29 de agosto de 2026

Mañaneras: una estrategia que les salió por la culata…


A los políticos de la llamada Cuarta Transformación les ha salido el tiro por la culata con la estrategia de las “mañaneras”.

Se pensó que mediante conferencias diarias, declaraciones y supuestos ejercicios de cercanía con el pueblo se lograría informar a la ciudadanía sobre las acciones y resultados del gobierno. Sin embargo, el efecto parece haber sido exactamente el contrario: en lugar de sumar simpatías, han generado desgaste, confrontación y hasta rechazo entre sectores de la sociedad.

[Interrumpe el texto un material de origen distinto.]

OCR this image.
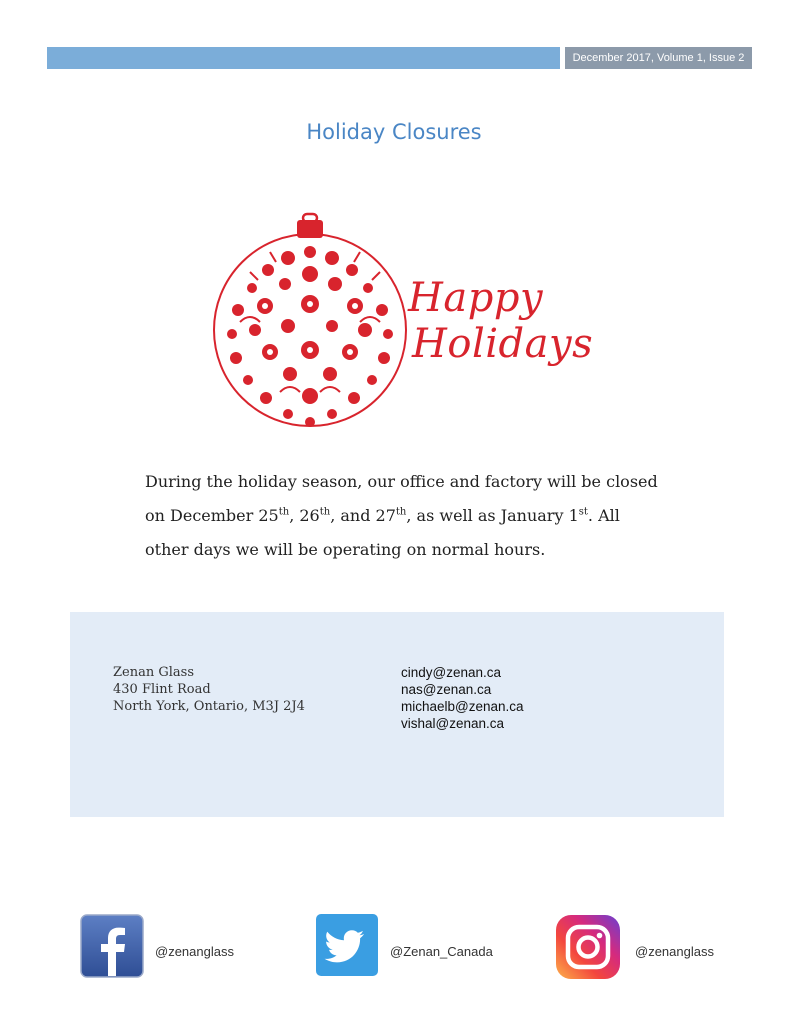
December 2017, Volume 1, Issue 2
Holiday Closures
Happy
Holidays
During the holiday season, our office and factory will be closed on December 25th, 26th, and 27th, as well as January 1st. All other days we will be operating on normal hours.
Zenan Glass
430 Flint Road
North York, Ontario, M3J 2J4
cindy@zenan.ca
nas@zenan.ca
michaelb@zenan.ca
vishal@zenan.ca
@zenanglass	@Zenan_Canada	@zenanglass
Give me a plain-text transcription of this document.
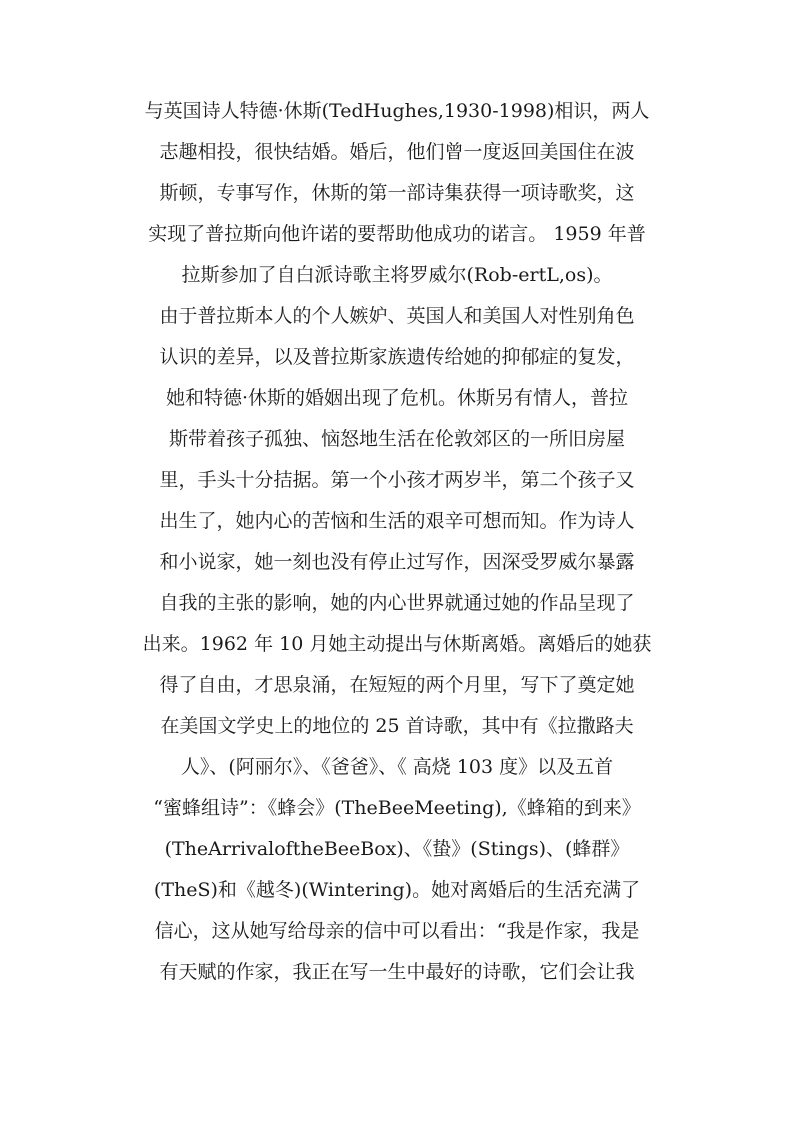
与英国诗人特德·休斯(TedHughes,1930-1998)相识，两人
志趣相投，很快结婚。婚后，他们曾一度返回美国住在波
斯顿，专事写作，休斯的第一部诗集获得一项诗歌奖，这
实现了普拉斯向他许诺的要帮助他成功的诺言。 1959 年普
拉斯参加了自白派诗歌主将罗威尔(Rob-ertL,os)。
由于普拉斯本人的个人嫉妒、英国人和美国人对性别角色
认识的差异，以及普拉斯家族遗传给她的抑郁症的复发，
她和特德·休斯的婚姻出现了危机。休斯另有情人，普拉
斯带着孩子孤独、恼怒地生活在伦敦郊区的一所旧房屋
里，手头十分拮据。第一个小孩才两岁半，第二个孩子又
出生了，她内心的苦恼和生活的艰辛可想而知。作为诗人
和小说家，她一刻也没有停止过写作，因深受罗威尔暴露
自我的主张的影响，她的内心世界就通过她的作品呈现了
出来。1962 年 10 月她主动提出与休斯离婚。离婚后的她获
得了自由，才思泉涌，在短短的两个月里，写下了奠定她
在美国文学史上的地位的 25 首诗歌，其中有《拉撒路夫
人》、(阿丽尔》、《爸爸》、《 高烧 103 度》以及五首
“蜜蜂组诗”：《蜂会》(TheBeeMeeting),《蜂箱的到来》
(TheArrivaloftheBeeBox)、《蛰》(Stings)、(蜂群》
(TheS)和《越冬)(Wintering)。她对离婚后的生活充满了
信心，这从她写给母亲的信中可以看出：“我是作家，我是
有天赋的作家，我正在写一生中最好的诗歌，它们会让我
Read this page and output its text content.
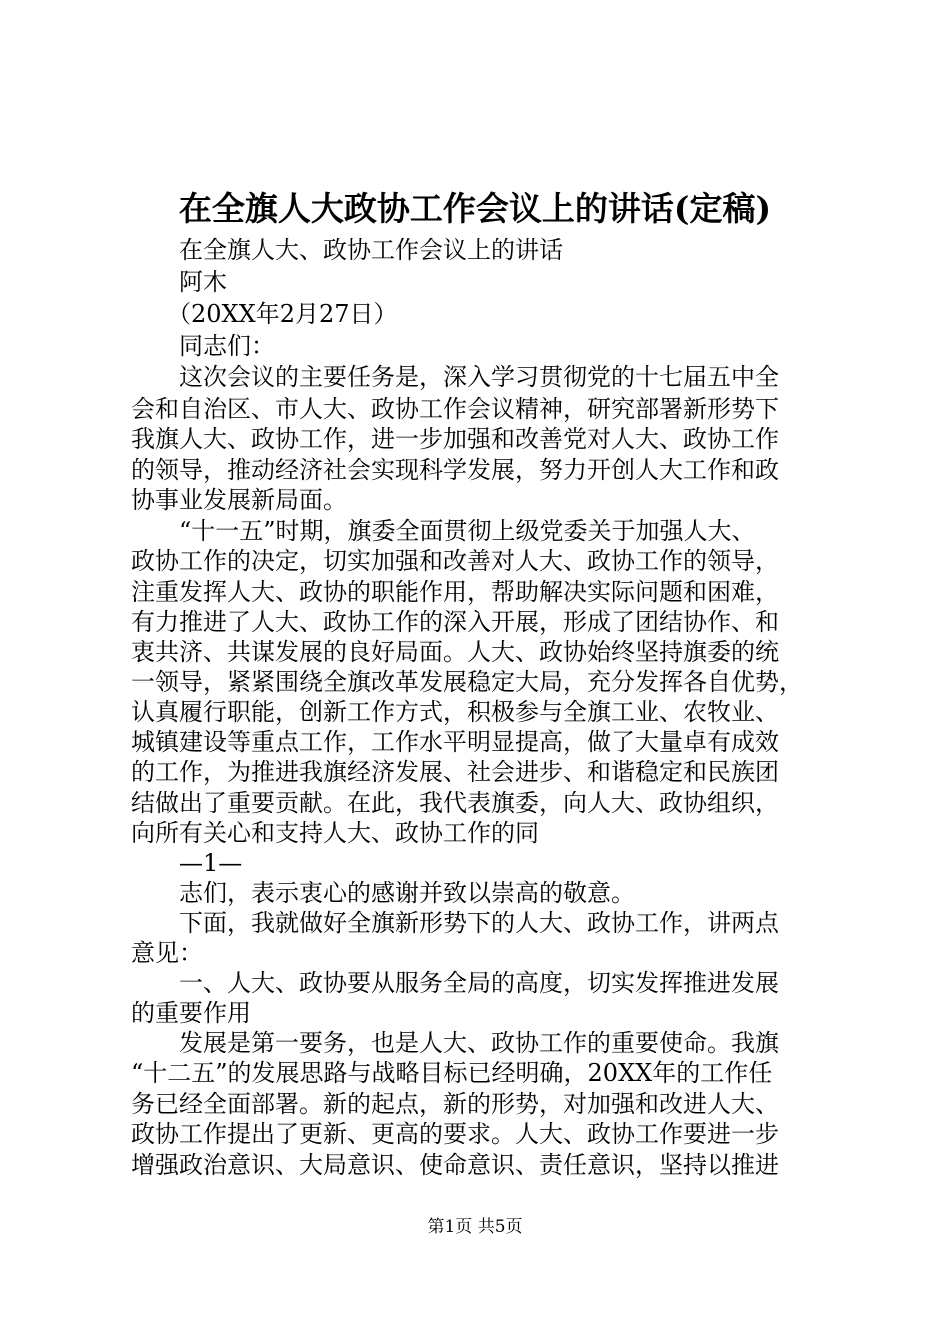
在全旗人大政协工作会议上的讲话(定稿)
　　在全旗人大、政协工作会议上的讲话
　　阿木
　　（20XX年2月27日）
　　同志们：
　　这次会议的主要任务是，深入学习贯彻党的十七届五中全
会和自治区、市人大、政协工作会议精神，研究部署新形势下
我旗人大、政协工作，进一步加强和改善党对人大、政协工作
的领导，推动经济社会实现科学发展，努力开创人大工作和政
协事业发展新局面。
　　“十一五”时期，旗委全面贯彻上级党委关于加强人大、
政协工作的决定，切实加强和改善对人大、政协工作的领导，
注重发挥人大、政协的职能作用，帮助解决实际问题和困难，
有力推进了人大、政协工作的深入开展，形成了团结协作、和
衷共济、共谋发展的良好局面。人大、政协始终坚持旗委的统
一领导，紧紧围绕全旗改革发展稳定大局，充分发挥各自优势，
认真履行职能，创新工作方式，积极参与全旗工业、农牧业、
城镇建设等重点工作，工作水平明显提高，做了大量卓有成效
的工作，为推进我旗经济发展、社会进步、和谐稳定和民族团
结做出了重要贡献。在此，我代表旗委，向人大、政协组织，
向所有关心和支持人大、政协工作的同
　　—1—
　　志们，表示衷心的感谢并致以崇高的敬意。
　　下面，我就做好全旗新形势下的人大、政协工作，讲两点
意见：
　　一、人大、政协要从服务全局的高度，切实发挥推进发展
的重要作用
　　发展是第一要务，也是人大、政协工作的重要使命。我旗
“十二五”的发展思路与战略目标已经明确，20XX年的工作任
务已经全面部署。新的起点，新的形势，对加强和改进人大、
政协工作提出了更新、更高的要求。人大、政协工作要进一步
增强政治意识、大局意识、使命意识、责任意识，坚持以推进
第1页 共5页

La intención de mantener una comunicación permanente con la ciudadanía no tendría nada de malo. Al contrario, informar y rendir cuentas debería ser una obligación de cualquier gobierno. El problema aparece cuando ese espacio termina convertido en un escenario para la confrontación política, el señalamiento, la descalificación y, en ocasiones, el espectáculo.


Y aquí es donde uno se pregunta: ¿realmente estamos frente a un ejercicio de comunicación gubernamental o ante un show político de todos los días?


Porque algunas mañaneras parecen tener todos los ingredientes de una función de lucha libre: el ring está instalado, los protagonistas conocen su papel, algunos llegan preparados para provocar y otros para responder. Hay golpes verbales, acusaciones, aplausos y abucheos. Solo faltan las máscaras.


Y, como en las luchas libres, buena parte de la concurrencia sabe que está presenciando un espectáculo preparado para generar reacción y hasta burlas en las charlas de cafe.


También existe otro problema: el papel de algunos periodistas que participan en estas conferencias. Hay comunicadores que parecen acudir no tanto para cuestionar al poder como para darle la oportunidad de lucirse, mientras otros formulan preguntas claramente orientadas hacia la confrontación y muchas veces a la ofensa. Cuando las preguntas están previamente diseñadas para provocar una determinada respuesta, el ejercicio periodístico pierde buena parte de su esencia.


El periodismo debería incomodar al poder, no convertirse en su acompañante.


Pero quizá lo más preocupante es lo que ocurre después.


Una parte de la ciudadanía permanece expectante, no necesariamente para conocer resultados de gobierno, sino para esperar el chisme, la polémica, la ofensa, el ataque o la burla. En Piedras Negras lo hemos visto también en el ámbito municipal. Las sesiones de Cabildo, que deberían ser espacios serios para discutir y resolver los problemas de la ciudad, terminan en ocasiones alimentando esa misma dinámica de confrontación y espectáculo.


Y mientras tanto, los problemas reales siguen esperando.


Calles, servicios públicos, seguridad, agua, infraestructura, desarrollo económico, atención a los ciudadanos y tantos otros asuntos que requieren tiempo, capacidad y trabajo.


Por eso me pregunto cuánto tiempo y cuánta energía de los funcionarios se destinan diariamente a preparar conferencias, informes, documentos, respuestas y estrategias de comunicación que muchas veces terminan produciendo más ruido que resultados.


Me imagino que más de un director de área debe preguntarse si todo ese esfuerzo diario realmente se traduce en beneficios para la ciudadanía. Porque mientras se prepara la siguiente conferencia, los problemas de cada dependencia siguen ahí, esperando soluciones.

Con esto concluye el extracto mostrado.